The variant c.184C>T carried by proband 1 has previously been associated with late-onset IEL (38,40). In a Chinese family, the age of diagnosis ranged between 41 and 65 years (41). In contrast with these previous findings, in the present study, the patient with this variant developed EL symptoms at age 3, however in this study it was found that it could develop at 2 years old. The c.367T>C variant is associated with classical MSF, was identified in a Frenchman in 2005 (28). The phenotype of the patients in this study only involved the ocular system. The c.1879C>T variant was reported in 1994 and causes manifestations in the ocular and skeletal systems, with mild aortic involvement (29), but the present study did not find any system disorder in probands. The c.4096G>A variant was identified in 2004 in two patients, one with cardiovascular manifestations but no ocular signs, and the other with MFS (36) and no cardiovascular system signs were found in any of the probands in the present study.

Mutations in the FBN1 gene are commonly associated with MFS. However, in the present study, the eight probands with FBN1 variants, did not have any systemic disorders except for IEL. The examination of aortic diameter indicated that these patients did not meet the standards for abnormal aortic roots, nor did they meet the revised Ghent criteria for MFS (22). Nevertheless, it remains possible that the patients could develop aortic root dilation or other manifestations of MFS in the future. The present findings also suggested that ocular disorders might occur in isolation or may be the first sign of the syndrome. Currently, it remains difficult to diagnose MFS in young patients with EL; as a result, these pediatric patients still require long-term annual cardiovascular imaging.
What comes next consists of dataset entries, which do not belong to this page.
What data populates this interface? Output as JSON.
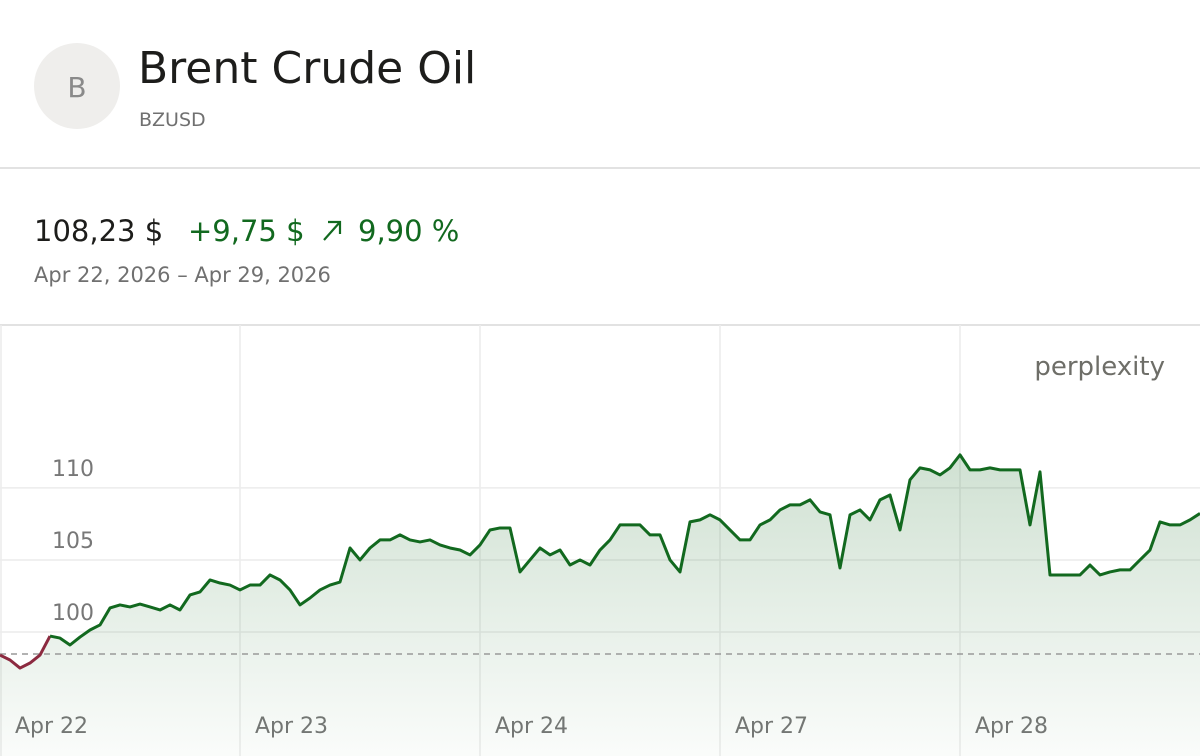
{
  "header": {
    "avatar": "B",
    "title": "Brent Crude Oil",
    "ticker": "BZUSD",
    "price": "108,23 $",
    "change": "+9,75 $",
    "change_percent": "9,90 %",
    "date_range": "Apr 22, 2026 – Apr 29, 2026"
  },
  "chart_data": {
    "type": "line",
    "watermark": "perplexity",
    "xtick_labels": [
      "Apr 22",
      "Apr 23",
      "Apr 24",
      "Apr 27",
      "Apr 28"
    ],
    "ylim": [
      91.4,
      121.3
    ],
    "yticks": [
      100,
      105,
      110
    ],
    "grid": true,
    "baseline": 98.48,
    "color": "#12691f",
    "below_color": "#8c2a40",
    "values": [
      98.4,
      98.06,
      97.5,
      97.85,
      98.4,
      99.72,
      99.58,
      99.1,
      99.65,
      100.14,
      100.49,
      101.67,
      101.88,
      101.74,
      101.94,
      101.74,
      101.53,
      101.88,
      101.53,
      102.57,
      102.78,
      103.61,
      103.4,
      103.26,
      102.92,
      103.26,
      103.26,
      103.96,
      103.61,
      102.92,
      101.88,
      102.36,
      102.92,
      103.26,
      103.47,
      105.83,
      105.0,
      105.83,
      106.39,
      106.39,
      106.74,
      106.39,
      106.25,
      106.39,
      106.04,
      105.83,
      105.69,
      105.35,
      106.04,
      107.08,
      107.22,
      107.22,
      104.17,
      105.0,
      105.83,
      105.35,
      105.69,
      104.65,
      105.0,
      104.65,
      105.69,
      106.39,
      107.43,
      107.43,
      107.43,
      106.74,
      106.74,
      105.0,
      104.17,
      107.64,
      107.78,
      108.13,
      107.78,
      107.08,
      106.39,
      106.39,
      107.43,
      107.78,
      108.47,
      108.82,
      108.82,
      109.17,
      108.33,
      108.13,
      104.44,
      108.13,
      108.47,
      107.78,
      109.17,
      109.51,
      107.08,
      110.56,
      111.39,
      111.25,
      110.9,
      111.39,
      112.29,
      111.25,
      111.25,
      111.39,
      111.25,
      111.25,
      111.25,
      107.43,
      111.11,
      103.96,
      103.96,
      103.96,
      103.96,
      104.65,
      103.96,
      104.17,
      104.31,
      104.31,
      105.0,
      105.69,
      107.64,
      107.43,
      107.43,
      107.78,
      108.23
    ]
  }
}
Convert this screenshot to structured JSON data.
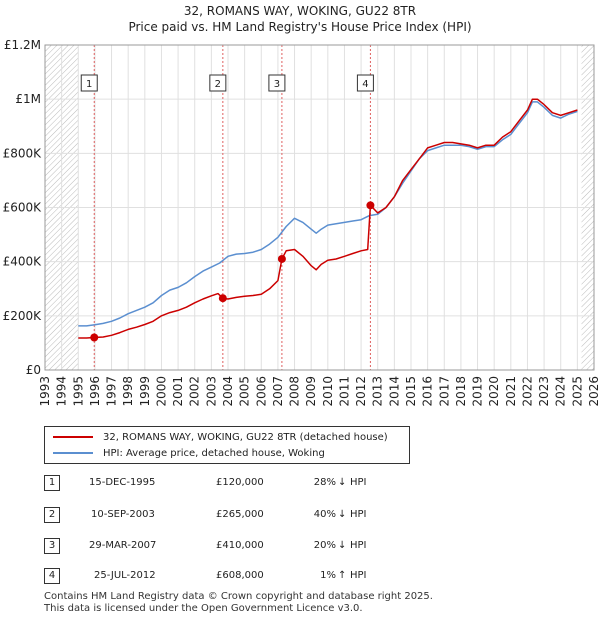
{
  "title_line1": "32, ROMANS WAY, WOKING, GU22 8TR",
  "title_line2": "Price paid vs. HM Land Registry's House Price Index (HPI)",
  "chart_data": {
    "type": "line",
    "xlim": [
      1993,
      2026
    ],
    "ylim": [
      0,
      1200000
    ],
    "y_ticks": [
      {
        "value": 0,
        "label": "£0"
      },
      {
        "value": 200000,
        "label": "£200K"
      },
      {
        "value": 400000,
        "label": "£400K"
      },
      {
        "value": 600000,
        "label": "£600K"
      },
      {
        "value": 800000,
        "label": "£800K"
      },
      {
        "value": 1000000,
        "label": "£1M"
      },
      {
        "value": 1200000,
        "label": "£1.2M"
      }
    ],
    "x_ticks": [
      1993,
      1994,
      1995,
      1996,
      1997,
      1998,
      1999,
      2000,
      2001,
      2002,
      2003,
      2004,
      2005,
      2006,
      2007,
      2008,
      2009,
      2010,
      2011,
      2012,
      2013,
      2014,
      2015,
      2016,
      2017,
      2018,
      2019,
      2020,
      2021,
      2022,
      2023,
      2024,
      2025,
      2026
    ],
    "hatched_ranges": [
      [
        1993,
        1995.0
      ],
      [
        2025.25,
        2026
      ]
    ],
    "series": [
      {
        "name": "32, ROMANS WAY, WOKING, GU22 8TR (detached house)",
        "color": "#cc0000",
        "x": [
          1995.0,
          1995.5,
          1995.96,
          1996.5,
          1997,
          1997.5,
          1998,
          1998.5,
          1999,
          1999.5,
          2000,
          2000.5,
          2001,
          2001.5,
          2002,
          2002.5,
          2003,
          2003.4,
          2003.69,
          2004,
          2004.5,
          2005,
          2005.5,
          2006,
          2006.5,
          2007.0,
          2007.24,
          2007.5,
          2008,
          2008.5,
          2009,
          2009.3,
          2009.6,
          2010,
          2010.5,
          2011,
          2011.5,
          2012,
          2012.4,
          2012.56,
          2013,
          2013.5,
          2014,
          2014.5,
          2015,
          2015.5,
          2016,
          2016.5,
          2017,
          2017.5,
          2018,
          2018.5,
          2019,
          2019.5,
          2020,
          2020.5,
          2021,
          2021.5,
          2022,
          2022.3,
          2022.6,
          2023,
          2023.5,
          2024,
          2024.5,
          2025
        ],
        "values": [
          118000,
          118000,
          120000,
          122000,
          128000,
          138000,
          150000,
          158000,
          168000,
          180000,
          200000,
          212000,
          220000,
          232000,
          248000,
          262000,
          274000,
          282000,
          265000,
          262000,
          268000,
          272000,
          275000,
          280000,
          300000,
          330000,
          410000,
          440000,
          445000,
          420000,
          385000,
          370000,
          390000,
          405000,
          410000,
          420000,
          430000,
          440000,
          445000,
          608000,
          580000,
          600000,
          640000,
          700000,
          740000,
          780000,
          820000,
          830000,
          840000,
          840000,
          835000,
          830000,
          820000,
          830000,
          830000,
          860000,
          880000,
          920000,
          960000,
          1000000,
          1000000,
          980000,
          950000,
          940000,
          950000,
          960000
        ]
      },
      {
        "name": "HPI: Average price, detached house, Woking",
        "color": "#5b8fd0",
        "x": [
          1995.0,
          1995.5,
          1996,
          1996.5,
          1997,
          1997.5,
          1998,
          1998.5,
          1999,
          1999.5,
          2000,
          2000.5,
          2001,
          2001.5,
          2002,
          2002.5,
          2003,
          2003.5,
          2004,
          2004.5,
          2005,
          2005.5,
          2006,
          2006.5,
          2007,
          2007.5,
          2008,
          2008.5,
          2009,
          2009.3,
          2009.6,
          2010,
          2010.5,
          2011,
          2011.5,
          2012,
          2012.5,
          2013,
          2013.5,
          2014,
          2014.5,
          2015,
          2015.5,
          2016,
          2016.5,
          2017,
          2017.5,
          2018,
          2018.5,
          2019,
          2019.5,
          2020,
          2020.5,
          2021,
          2021.5,
          2022,
          2022.3,
          2022.6,
          2023,
          2023.5,
          2024,
          2024.5,
          2025
        ],
        "values": [
          163000,
          163000,
          167000,
          172000,
          180000,
          192000,
          208000,
          220000,
          232000,
          248000,
          275000,
          295000,
          305000,
          322000,
          345000,
          365000,
          380000,
          395000,
          420000,
          428000,
          430000,
          435000,
          445000,
          465000,
          490000,
          530000,
          560000,
          545000,
          520000,
          505000,
          520000,
          535000,
          540000,
          545000,
          550000,
          555000,
          570000,
          575000,
          600000,
          640000,
          690000,
          735000,
          780000,
          810000,
          820000,
          830000,
          830000,
          830000,
          825000,
          815000,
          825000,
          825000,
          850000,
          870000,
          910000,
          950000,
          990000,
          990000,
          970000,
          940000,
          930000,
          945000,
          955000
        ]
      }
    ],
    "sales": [
      {
        "label": "1",
        "x": 1995.96,
        "value": 120000
      },
      {
        "label": "2",
        "x": 2003.69,
        "value": 265000
      },
      {
        "label": "3",
        "x": 2007.24,
        "value": 410000
      },
      {
        "label": "4",
        "x": 2012.56,
        "value": 608000
      }
    ]
  },
  "legend": {
    "property_label": "32, ROMANS WAY, WOKING, GU22 8TR (detached house)",
    "hpi_label": "HPI: Average price, detached house, Woking"
  },
  "transactions": [
    {
      "num": "1",
      "date": "15-DEC-1995",
      "price": "£120,000",
      "pct": "28%",
      "arrow": "↓",
      "hpi": "HPI"
    },
    {
      "num": "2",
      "date": "10-SEP-2003",
      "price": "£265,000",
      "pct": "40%",
      "arrow": "↓",
      "hpi": "HPI"
    },
    {
      "num": "3",
      "date": "29-MAR-2007",
      "price": "£410,000",
      "pct": "20%",
      "arrow": "↓",
      "hpi": "HPI"
    },
    {
      "num": "4",
      "date": "25-JUL-2012",
      "price": "£608,000",
      "pct": "1%",
      "arrow": "↑",
      "hpi": "HPI"
    }
  ],
  "footer_line1": "Contains HM Land Registry data © Crown copyright and database right 2025.",
  "footer_line2": "This data is licensed under the Open Government Licence v3.0."
}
In the present study, the FBN1 variant identified in the eight probands were located in the first 33 exons, and some involved arginine-to-cysteine substitutions. Faivre et al (19) also noted that EL was more likely when missense changes occurred in the exon 1–21. Compared with patients with MFS, the average genomic positions of the variants carried by the eight probands with IEL were located more upstream of the FBN1 gene. Moreover, IEL was diagnosed at a younger age, compared with MFS. This result is consistent with those of previous studies describing EL as the first symptom of MFS, occurring before the age of 10 (42). Most probands with FBN1 gene variant suffered from poor visual acuity, significant EL, and high myopia. Most also underwent surgical treatment, except for proband 11 who was older than 20 years, and proband 4, who was not eligible for surgery due to parents' disagreement. Therefore, it may be hypothesized that these variants lead to earlier ocular symptoms.

The limitations of the current study were that the patients were young; patients may not have developed other clinical manifestations at the time of the present study. In addition to MFS and EL, the FBN1 gene has also been implicated in conditions such as WMS, isolated ascending aorta, mitral valve prolapse, aortic root dilatation without dissection (43), and familial arachnodactyly (44). Associations between genotype and phenotype have not been determined. In addition to the FBN1 gene, IEL can also be inherited in an autosomal recessive fashion because of ADAMTS4, identified in 2009; variants in this gene can cause earlier ocular phenotypes than those associated with FBN1 in Caucasian populations (16,45). Altogether, the evidence suggests a need for the identification of other target genes and examination of larger patient cohorts in future studies. Further study is required to examine associations between genotype and phenotype in the FBN1 gene. Early genetic screening contributes to early disease prediction and management for patients and their families.

In summary, three novel variants and four reported variants were identified in the FBN1 gene from eight Chinese probands with IEL. These findings further enrich the FBN1 variant spectrum and may provide insight into the clinical diagnosis and management of IEL.